Un couple, marié sous le régime de la communauté d’acquêts, était associé d’une SCI. Chacun détenait 870 parts, et l’un de leurs sept enfants détenait 10 parts.

Consécutivement au décès du mari et alors que le partage des biens n’avait pas encore été effectué, l’épouse a fait donation des 870 parts dont elle était titulaire au profit de leur fils déjà détenteur de 10 parts.

Les autres enfants du couple ont alors assigné en responsabilité le notaire qui a dressé l’acte de donation, pour ne pas avoir vérifié le propriétaire des parts données à l’issue du décès et ne pas avoir recueilli leur consentement en qualité d’indivisaires des parts de la SCI.

La Cour d’appel a rejeté leurs demandes, ce que la Cour de cassation a approuvé au motif qu’ « à la dissolution de la communauté matrimoniale, la qualité d’associé attachée à des parts sociales non négociables dépendant de celle-ci ne tombe pas dans l’indivision post-communautaire qui n’en recueille que leur valeur, de sorte que le conjoint associé peut transmettre son titre sans recueillir l’accord de ses coïndivisaires ».

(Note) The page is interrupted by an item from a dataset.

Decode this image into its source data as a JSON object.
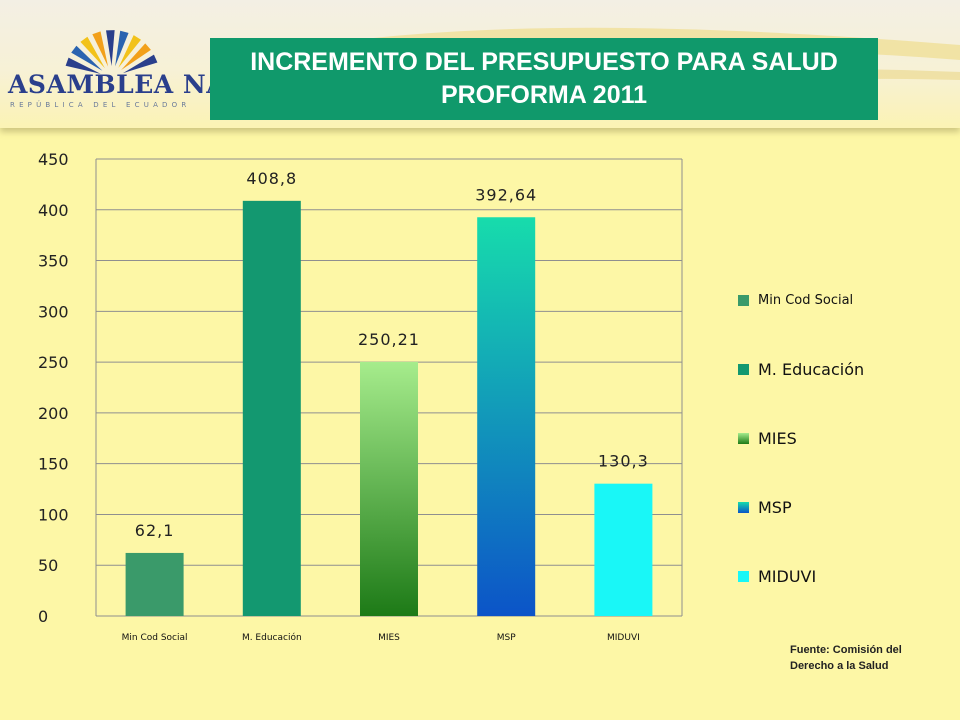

Si la Cour de cassation a statué de la sorte, c’est parce que conformément à l’article 1832-2, alinéa 3 du Code civil, l’épouse bénéficiait de la qualité d’associée pour la moitié des parts inscrites au nom de son mari.

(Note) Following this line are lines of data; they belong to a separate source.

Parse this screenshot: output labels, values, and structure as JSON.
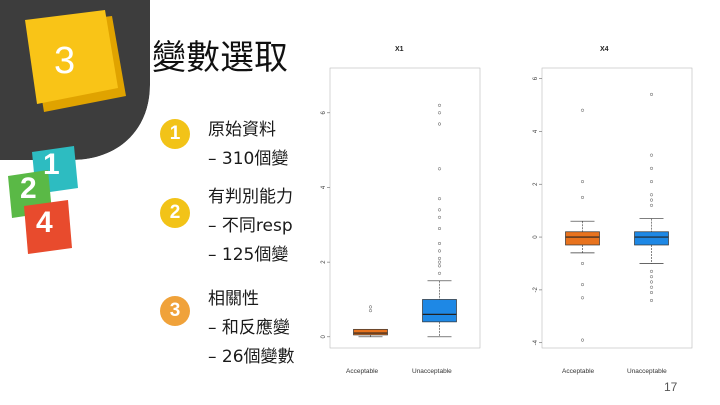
{
  "slide": {
    "section_number": "3",
    "title": "變數選取",
    "page_number": "17"
  },
  "decor": {
    "tiles": [
      "1",
      "2",
      "4"
    ],
    "colors": {
      "gray": "#3d3d3d",
      "yellow": "#f9c417",
      "teal": "#2dbcc1",
      "green": "#5ab946",
      "red": "#e84b2d",
      "blue_box": "#1e88e5",
      "orange_box": "#e8731e"
    }
  },
  "items": [
    {
      "badge": "1",
      "badge_color": "#f2c318",
      "lines": [
        "原始資料",
        "– 310個變"
      ]
    },
    {
      "badge": "2",
      "badge_color": "#f2c318",
      "lines": [
        "有判別能力",
        "– 不同resp",
        "– 125個變"
      ]
    },
    {
      "badge": "3",
      "badge_color": "#f0a23a",
      "lines": [
        "相關性",
        "– 和反應變",
        "– 26個變數"
      ]
    }
  ],
  "chart_data": [
    {
      "type": "box",
      "title": "X1",
      "categories": [
        "Acceptable",
        "Unacceptable"
      ],
      "y_ticks": [
        "0",
        "2",
        "4",
        "6"
      ],
      "series": [
        {
          "category": "Acceptable",
          "color": "#e8731e",
          "min": 0.0,
          "q1": 0.05,
          "median": 0.1,
          "q3": 0.2,
          "max": 0.2,
          "outliers": [
            0.7,
            0.8
          ]
        },
        {
          "category": "Unacceptable",
          "color": "#1e88e5",
          "min": 0.0,
          "q1": 0.4,
          "median": 0.6,
          "q3": 1.0,
          "max": 1.5,
          "outliers": [
            1.7,
            1.9,
            2.0,
            2.1,
            2.3,
            2.5,
            2.9,
            3.2,
            3.4,
            3.7,
            4.5,
            5.7,
            6.0,
            6.2
          ]
        }
      ]
    },
    {
      "type": "box",
      "title": "X4",
      "categories": [
        "Acceptable",
        "Unacceptable"
      ],
      "y_ticks": [
        "-4",
        "-2",
        "0",
        "2",
        "4",
        "6"
      ],
      "series": [
        {
          "category": "Acceptable",
          "color": "#e8731e",
          "min": -0.6,
          "q1": -0.3,
          "median": 0.0,
          "q3": 0.2,
          "max": 0.6,
          "outliers": [
            -1.0,
            -1.8,
            -2.3,
            -3.9,
            1.5,
            2.1,
            4.8
          ]
        },
        {
          "category": "Unacceptable",
          "color": "#1e88e5",
          "min": -1.0,
          "q1": -0.3,
          "median": 0.0,
          "q3": 0.2,
          "max": 0.7,
          "outliers": [
            -1.3,
            -1.5,
            -1.7,
            -1.9,
            -2.1,
            -2.4,
            1.2,
            1.4,
            1.6,
            2.1,
            2.6,
            3.1,
            5.4
          ]
        }
      ]
    }
  ]
}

Au décès de l’époux, la communauté étant dissoute, cela a eu pour effet de rendre indivis les biens des époux.

De fait, la veuve restait titulaire du titre de ses parts sociales, si bien que les enfants-héritiers n’avaient aucun droit sur ce titre. En revanche, la valeur des parts relevant de la masse commune, est tombée dans l’indivision post-communautaire au décès de l’époux.

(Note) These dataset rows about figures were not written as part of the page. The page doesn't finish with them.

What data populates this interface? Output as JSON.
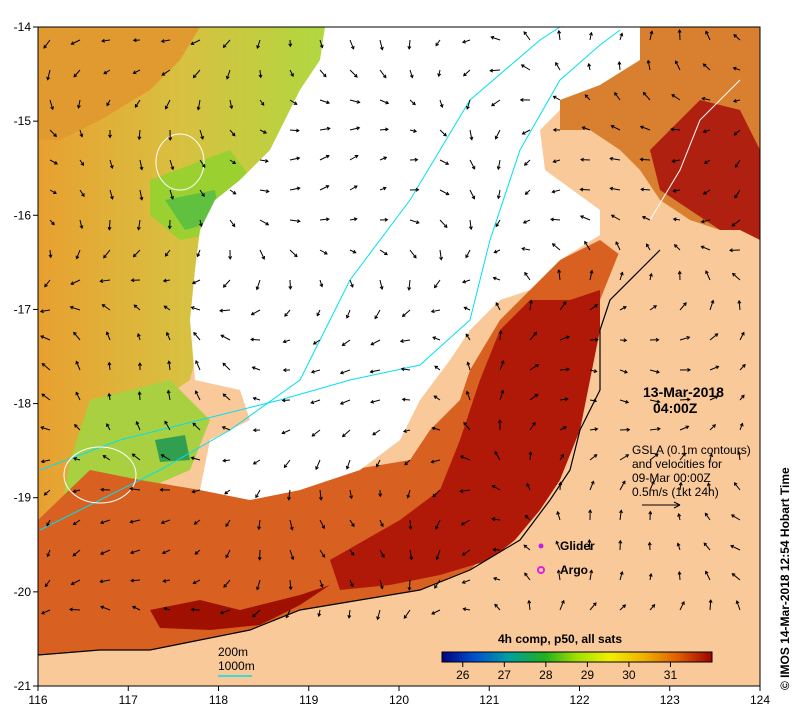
{
  "map": {
    "lon_range": [
      116,
      124
    ],
    "lat_range": [
      -21,
      -14
    ],
    "x_ticks": [
      "116",
      "117",
      "118",
      "119",
      "120",
      "121",
      "122",
      "123",
      "124"
    ],
    "y_ticks": [
      "-14",
      "-15",
      "-16",
      "-17",
      "-18",
      "-19",
      "-20",
      "-21"
    ],
    "colors": {
      "land": "#f9c99a",
      "no_data": "#ffffff",
      "contour_isobath": "#00e0f0",
      "gsla_contour": "#ffffff"
    }
  },
  "timestamp": {
    "date": "13-Mar-2018",
    "time": "04:00Z"
  },
  "info": {
    "line1": "GSLA (0.1m contours)",
    "line2": "and velocities for",
    "line3": "09-Mar 00:00Z",
    "line4": "0.5m/s (1kt 24h)"
  },
  "legend": {
    "glider": "Glider",
    "argo": "Argo",
    "glider_color": "#c020e0",
    "argo_color": "#e020e0"
  },
  "depth_legend": {
    "d200": "200m",
    "d1000": "1000m"
  },
  "colorbar": {
    "title": "4h comp, p50, all sats",
    "ticks": [
      "26",
      "27",
      "28",
      "29",
      "30",
      "31"
    ],
    "range": [
      25.5,
      32
    ]
  },
  "credit": "© IMOS 14-Mar-2018 12:54 Hobart Time"
}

En clair, les parts de la SCI détenues par l’épouse étaient communes en ce qui concerne leur valeur, le titre de ses parts lui restant propre. Dès lors, l’épouse pouvait parfaitement transmettre son titre par voie de libéralité sans devoir obtenir l’accord de l’ensemble des coïndivisaires pourtant prévu en ce domaine par l’article 815-3 du Code civil.

La solution est de bon sens : l’aspect non patrimonial d’un bien ne peut tomber en communauté et seule la partie évaluable en argent y tombe.

Cette solution visant à distinguer entre le titre et la finance n’est pas récente, mais s’inscrit dans un courant jurisprudentiel issu d’un arrêt « Gelada » [2]. Dans cette affaire, les héritiers du conjoint d’un associé commun en biens prétendaient disposer de droits indivis sur les parts sociales de ce dernier, pour critiquer une délibération à laquelle ils n’avaient pas été convoqués. La Cour de cassation les a déboutés en considérant que la succession « n’avait recueilli que la valeur des parts souscrites ».

Par cet arrêt du 12 juin 2014, la Cour de cassation confirme finalement une distinction classique entre les droits patrimoniaux et extrapatrimoniaux.